Cour d’appel de Bastia, le 3 octobre 2012, n°11/00678

La Cour d’appel de Bastia, le 3 octobre 2012, a été saisie d’un appel formé contre un jugement aux affaires familiales. Ce jugement avait fixé les modalités d’exercice de l’autorité parentale et la contribution à l’entretien d’un enfant. L’appelante contestait uniquement le montant de la pension alimentaire mise à la charge du père. La Cour confirme la décision première. Elle rejette la demande de révision de la contribution. L’arrêt rappelle les critères légaux de fixation de l’obligation alimentaire. Il les applique aux ressources et charges des parties. La solution retenue soulève une question d’interprétation de l’article 371-2 du code civil. Elle invite à réfléchir à l’appréciation concrète des facultés contributives.

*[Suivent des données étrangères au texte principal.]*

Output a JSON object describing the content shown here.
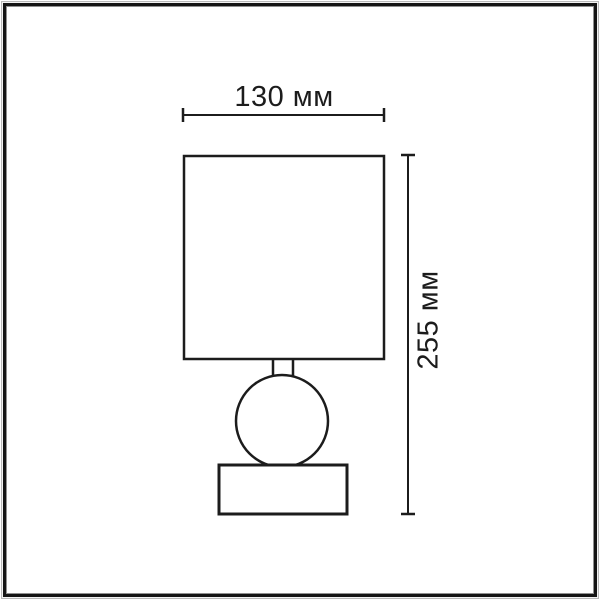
{
  "page": {
    "background_color": "#ffffff",
    "frame_color": "#141414",
    "frame_inner_line_color": "#8f8f8f",
    "line_color": "#1c1c1c"
  },
  "drawing": {
    "type": "product-dimension-diagram",
    "subject": "table-lamp-outline",
    "parts": [
      "lampshade",
      "neck",
      "spherical-body",
      "rectangular-base"
    ],
    "dimensions": {
      "width": {
        "value": 130,
        "unit": "мм",
        "label": "130 мм"
      },
      "height": {
        "value": 255,
        "unit": "мм",
        "label": "255 мм"
      }
    }
  }
}
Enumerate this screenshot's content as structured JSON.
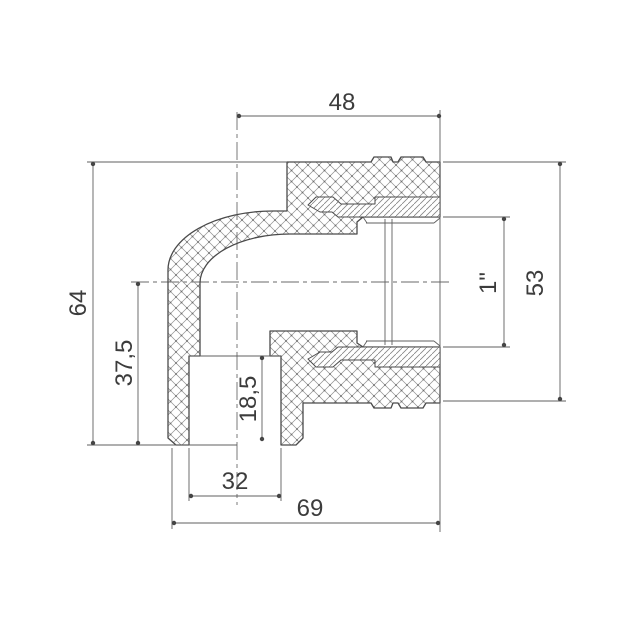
{
  "drawing": {
    "title": "90 degree elbow pipe fitting with threaded insert - section drawing",
    "dims": {
      "top_width": "48",
      "overall_height": "64",
      "lower_height": "37,5",
      "socket_depth": "18,5",
      "socket_width": "32",
      "overall_width": "69",
      "thread_size": "1\"",
      "right_height": "53"
    },
    "colors": {
      "line": "#4a4a4a",
      "thin_line": "#606060",
      "hatch": "#8f8f8f",
      "text": "#3c3c3c",
      "background": "#ffffff"
    }
  }
}
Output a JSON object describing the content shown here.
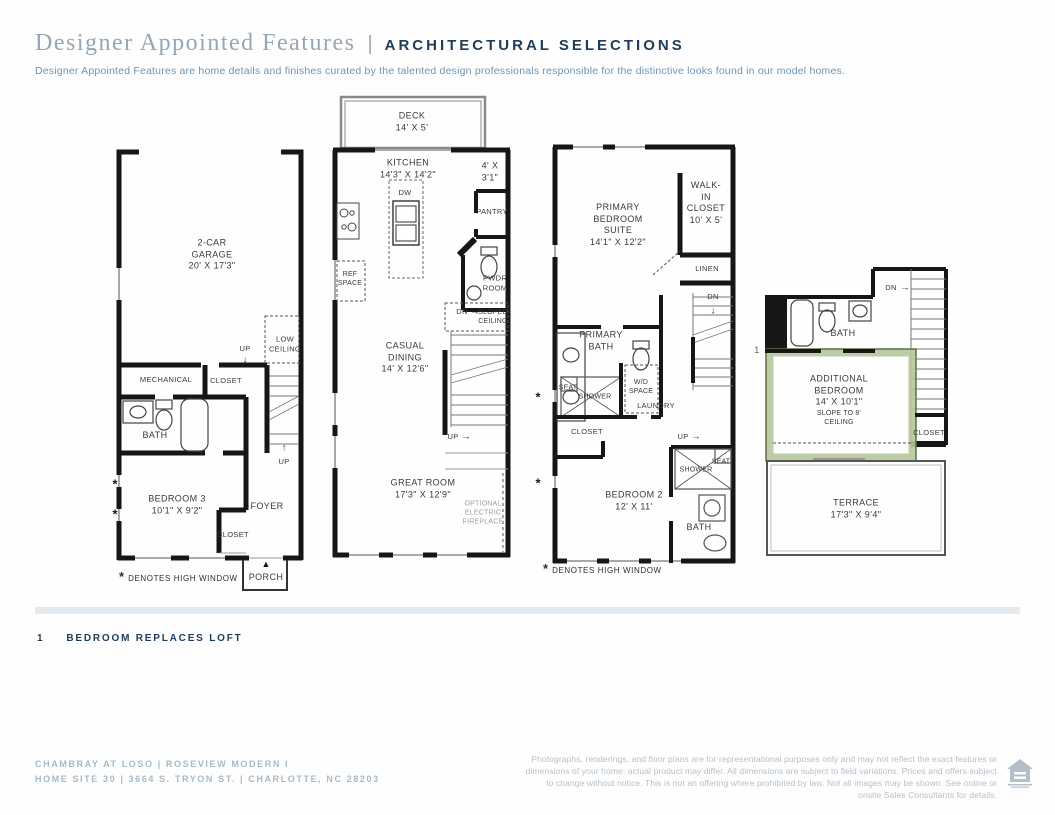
{
  "header": {
    "title": "Designer Appointed Features",
    "separator": "|",
    "section": "ARCHITECTURAL SELECTIONS",
    "description": "Designer Appointed Features are home details and finishes curated by the talented design professionals responsible for the distinctive looks found in our model homes."
  },
  "icons": {
    "up_arrow": "↑",
    "down_arrow": "↓",
    "right_arrow": "→",
    "porch_marker": "▲",
    "asterisk": "*",
    "equal_housing_logo": "equal-housing-opportunity"
  },
  "plans": {
    "floor1": {
      "garage": "2-CAR\nGARAGE\n20' X 17'3\"",
      "up_garage": "UP",
      "low_ceiling": "LOW\nCEILING",
      "mechanical": "MECHANICAL",
      "closet_top": "CLOSET",
      "bath": "BATH",
      "up_foyer": "UP",
      "bedroom3": "BEDROOM 3\n10'1\" X 9'2\"",
      "foyer": "FOYER",
      "closet_bottom": "CLOSET",
      "porch": "PORCH",
      "high_window_note": "DENOTES HIGH WINDOW"
    },
    "floor2": {
      "deck": "DECK\n14' X 5'",
      "kitchen": "KITCHEN\n14'3\" X 14'2\"",
      "pantry_dims": "4' X 3'1\"",
      "dw": "DW",
      "pantry": "PANTRY",
      "ref_space": "REF\nSPACE",
      "pwdr_room": "PWDR\nROOM",
      "dn": "DN",
      "sloped_ceiling": "SLOPED\nCEILING",
      "casual_dining": "CASUAL\nDINING\n14' X 12'6\"",
      "up": "UP",
      "great_room": "GREAT ROOM\n17'3\" X 12'9\"",
      "optional_fireplace": "OPTIONAL\nELECTRIC\nFIREPLACE"
    },
    "floor3": {
      "primary_suite": "PRIMARY\nBEDROOM\nSUITE\n14'1\" X 12'2\"",
      "walk_in_closet": "WALK-IN\nCLOSET\n10' X 5'",
      "linen": "LINEN",
      "dn": "DN",
      "primary_bath": "PRIMARY\nBATH",
      "seat_1": "SEAT",
      "shower_1": "SHOWER",
      "wd_space": "W/D\nSPACE",
      "laundry": "LAUNDRY",
      "closet": "CLOSET",
      "up": "UP",
      "bedroom2": "BEDROOM 2\n12' X 11'",
      "shower_2": "SHOWER",
      "seat_2": "SEAT",
      "bath": "BATH",
      "high_window_note": "DENOTES HIGH WINDOW"
    },
    "floor4": {
      "dn": "DN",
      "bath": "BATH",
      "option_marker": "1",
      "additional_bedroom": "ADDITIONAL\nBEDROOM\n14' X 10'1\"",
      "slope_note": "SLOPE TO 8'\nCEILING",
      "closet": "CLOSET",
      "terrace": "TERRACE\n17'3\" X 9'4\""
    }
  },
  "footnote": {
    "number": "1",
    "text": "BEDROOM REPLACES LOFT"
  },
  "footer": {
    "community": "CHAMBRAY AT LOSO | ROSEVIEW MODERN I\nHOME SITE 30  |  3664 S. TRYON ST.  |  CHARLOTTE, NC 28203",
    "disclaimer": "Photographs, renderings, and floor plans are for representational purposes only and may not reflect the exact features or dimensions of your home; actual product may differ. All dimensions are subject to field variations. Prices and offers subject to change without notice. This is not an offering where prohibited by law. Not all images may be shown. See online or onsite Sales Consultants for details."
  },
  "colors": {
    "navy": "#1F3C5A",
    "title_blue_gray": "#96A6B4",
    "description_blue": "#6D94B4",
    "footer_blue": "#A6BAC9",
    "divider_gray": "#E4E9EE",
    "wall_black": "#161616",
    "highlight_green_dark": "#5C7040",
    "highlight_green_light": "#B7C79B"
  }
}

**La réaffirmation des principes directeurs de la contribution alimentaire**

L’arrêt procède à une application stricte des textes régissant l’obligation d’entretien. La Cour rappelle que « chacun des parents contribue à l’entretien et à l’éducation des enfants à proportion de ses ressources, de celles de l’autre parent, ainsi que des besoins de l’enfant ». Cette citation intégrale de l’article 371-2 du code civil fonde son raisonnement. Le juge précise ensuite que « la situation respective des parties s’apprécie au jour de la décision ». Ce principe temporel guide l’examen des éléments financiers produits. La Cour écarte ainsi toute projection sur une éventuelle amélioration future des revenus du débiteur. Elle s’en tient aux justificatifs présents dans le dossier. Cette approche garantit une fixation fondée sur des données certaines. Elle évite les spéculations sur l’évolution des situations professionnelles ou personnelles.

L’application de ces principes à l’espèce conduit à un bilan financier contrasté. La mère perçoit des revenus modestes, composés du RSA et de revenus professionnels faibles. Elle bénéficie d’un hébergement gratuit. Le père justifie d’un salaire mensuel net d’environ 2 900 euros. Il supporte un crédit immobilier important et un impôt sur le revenu. La Cour relève que la mère « ne justifie pas de charges particulières ». Cette absence de charges détaillées pèse dans l’appréciation globale. Les besoins de l’enfant sont couverts en partie par des versements directs du père. La Cour en déduit que la contribution fixée par les premiers juges est proportionnée. La décision illustre une appréciation concrète et comparative des facultés contributives. Elle montre la primauté des éléments objectifs et justifiés sur les allégations non étayées.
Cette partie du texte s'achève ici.